Winter was raised for her first few years as an Indian (sounds like The Far Pavilions, doesn't it?) and is sent back to England to live with her doting great-grandfather and her aunts and uncles and cousins. She is miserable, for while she would be attractive by Indian standards, she was rather plain and thin. She spoke English but haltingly, and was homesick for India. Her aunts hated her, for her great-grandfather had taken a liking to this plain, horrible child while their own daughters were ignored.

When Winter was about eleven, Conway Barton came calling. He was a fortune hunter, and Winter was a considerable heiress. (The story of her parents is romantic but long, so I shall leave it to you to read). Her great-grandfather was aging, and was afraid for her after he died, so he betrothed her to Conway. He was about thirtyish already, but she saw him as a god -- golden hair and all. He gave her a cheap ring to wear and she was to be sent to him when she was old enough.

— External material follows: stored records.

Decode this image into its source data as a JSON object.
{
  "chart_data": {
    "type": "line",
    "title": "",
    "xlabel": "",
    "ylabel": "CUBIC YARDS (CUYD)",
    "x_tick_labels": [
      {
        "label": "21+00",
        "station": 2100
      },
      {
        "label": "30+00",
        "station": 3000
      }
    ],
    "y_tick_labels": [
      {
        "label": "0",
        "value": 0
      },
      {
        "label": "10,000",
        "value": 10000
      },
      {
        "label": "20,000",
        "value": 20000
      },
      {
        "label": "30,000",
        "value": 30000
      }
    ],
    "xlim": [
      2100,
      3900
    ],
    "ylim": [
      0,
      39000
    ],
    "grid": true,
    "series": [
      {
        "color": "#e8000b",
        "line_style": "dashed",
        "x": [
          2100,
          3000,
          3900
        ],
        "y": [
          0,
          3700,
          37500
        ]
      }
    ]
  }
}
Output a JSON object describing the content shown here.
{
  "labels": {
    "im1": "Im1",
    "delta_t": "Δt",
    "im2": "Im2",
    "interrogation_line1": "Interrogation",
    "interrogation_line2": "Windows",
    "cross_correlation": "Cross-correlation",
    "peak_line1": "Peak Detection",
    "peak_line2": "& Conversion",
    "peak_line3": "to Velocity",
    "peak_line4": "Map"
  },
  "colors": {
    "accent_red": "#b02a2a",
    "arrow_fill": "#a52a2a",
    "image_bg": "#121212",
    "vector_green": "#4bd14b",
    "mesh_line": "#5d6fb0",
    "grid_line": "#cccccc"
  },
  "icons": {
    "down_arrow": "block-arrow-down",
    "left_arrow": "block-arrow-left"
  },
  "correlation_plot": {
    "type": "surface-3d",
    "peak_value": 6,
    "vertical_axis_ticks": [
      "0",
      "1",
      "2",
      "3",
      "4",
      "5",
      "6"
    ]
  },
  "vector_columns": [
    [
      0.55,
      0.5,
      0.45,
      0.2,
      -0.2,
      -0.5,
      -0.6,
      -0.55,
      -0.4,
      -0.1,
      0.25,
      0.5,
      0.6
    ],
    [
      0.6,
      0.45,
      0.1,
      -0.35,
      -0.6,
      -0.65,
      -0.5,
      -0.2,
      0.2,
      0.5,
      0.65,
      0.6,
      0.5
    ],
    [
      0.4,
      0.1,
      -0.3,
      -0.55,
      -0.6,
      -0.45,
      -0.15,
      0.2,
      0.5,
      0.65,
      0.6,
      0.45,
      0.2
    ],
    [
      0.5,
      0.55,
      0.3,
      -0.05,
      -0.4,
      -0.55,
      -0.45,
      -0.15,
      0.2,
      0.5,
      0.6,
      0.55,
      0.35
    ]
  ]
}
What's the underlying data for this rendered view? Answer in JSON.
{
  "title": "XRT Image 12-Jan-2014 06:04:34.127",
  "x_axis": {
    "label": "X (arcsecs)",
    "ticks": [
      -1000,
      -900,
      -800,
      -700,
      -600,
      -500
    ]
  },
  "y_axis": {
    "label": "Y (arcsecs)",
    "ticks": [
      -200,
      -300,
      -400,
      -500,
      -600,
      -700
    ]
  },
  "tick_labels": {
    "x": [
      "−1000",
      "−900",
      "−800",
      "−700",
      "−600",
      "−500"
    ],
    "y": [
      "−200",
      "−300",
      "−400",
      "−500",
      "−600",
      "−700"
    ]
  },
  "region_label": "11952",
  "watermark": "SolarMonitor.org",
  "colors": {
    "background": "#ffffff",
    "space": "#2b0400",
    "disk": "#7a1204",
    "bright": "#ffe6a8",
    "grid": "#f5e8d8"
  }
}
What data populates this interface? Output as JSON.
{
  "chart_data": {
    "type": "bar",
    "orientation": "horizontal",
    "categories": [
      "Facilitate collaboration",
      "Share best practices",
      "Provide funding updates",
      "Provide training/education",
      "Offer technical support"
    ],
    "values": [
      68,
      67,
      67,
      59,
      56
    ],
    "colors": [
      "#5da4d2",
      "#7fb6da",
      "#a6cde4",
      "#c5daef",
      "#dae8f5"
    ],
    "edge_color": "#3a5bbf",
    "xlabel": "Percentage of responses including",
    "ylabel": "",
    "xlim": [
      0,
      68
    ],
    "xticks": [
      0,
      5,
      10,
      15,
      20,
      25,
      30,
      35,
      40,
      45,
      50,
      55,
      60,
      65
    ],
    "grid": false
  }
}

Winter grew to be quite a beauty. Finally, Captain Alex Randall came to fetch Winter from England and take her to India, where Conway Barton was a Commissioner. He tries to keep her from marrying him, and falls in love with her. But Winter, with her distorted memories of Conway, thinks he is trying to break them up and is quite nasty to him.

Conway ends up being old, fat, and drunk. Winter is told that he is ill, and they were married anyway. She realizes her mistake, but it is too late. Alex is always around, and he teaches her to shoot so she may use a gun against her drunken husband. She is miserable, but forced to stay.

The Mutiny breaks out, and Alex helps a small group of women flee the town into the jungle. Their struggle for survival begins, and Winter, whose husband is surely dead, finds herself falling in love . . .

That is all I will tell you, because you will be horribly mad at me if I spoil it any more. Please go and get this book!! It is wonderful, and you won't regret it! The only book that I have read that compares is Gone With the Wind, but, while being unfaithful to my page on that subject, I think it is a shade better.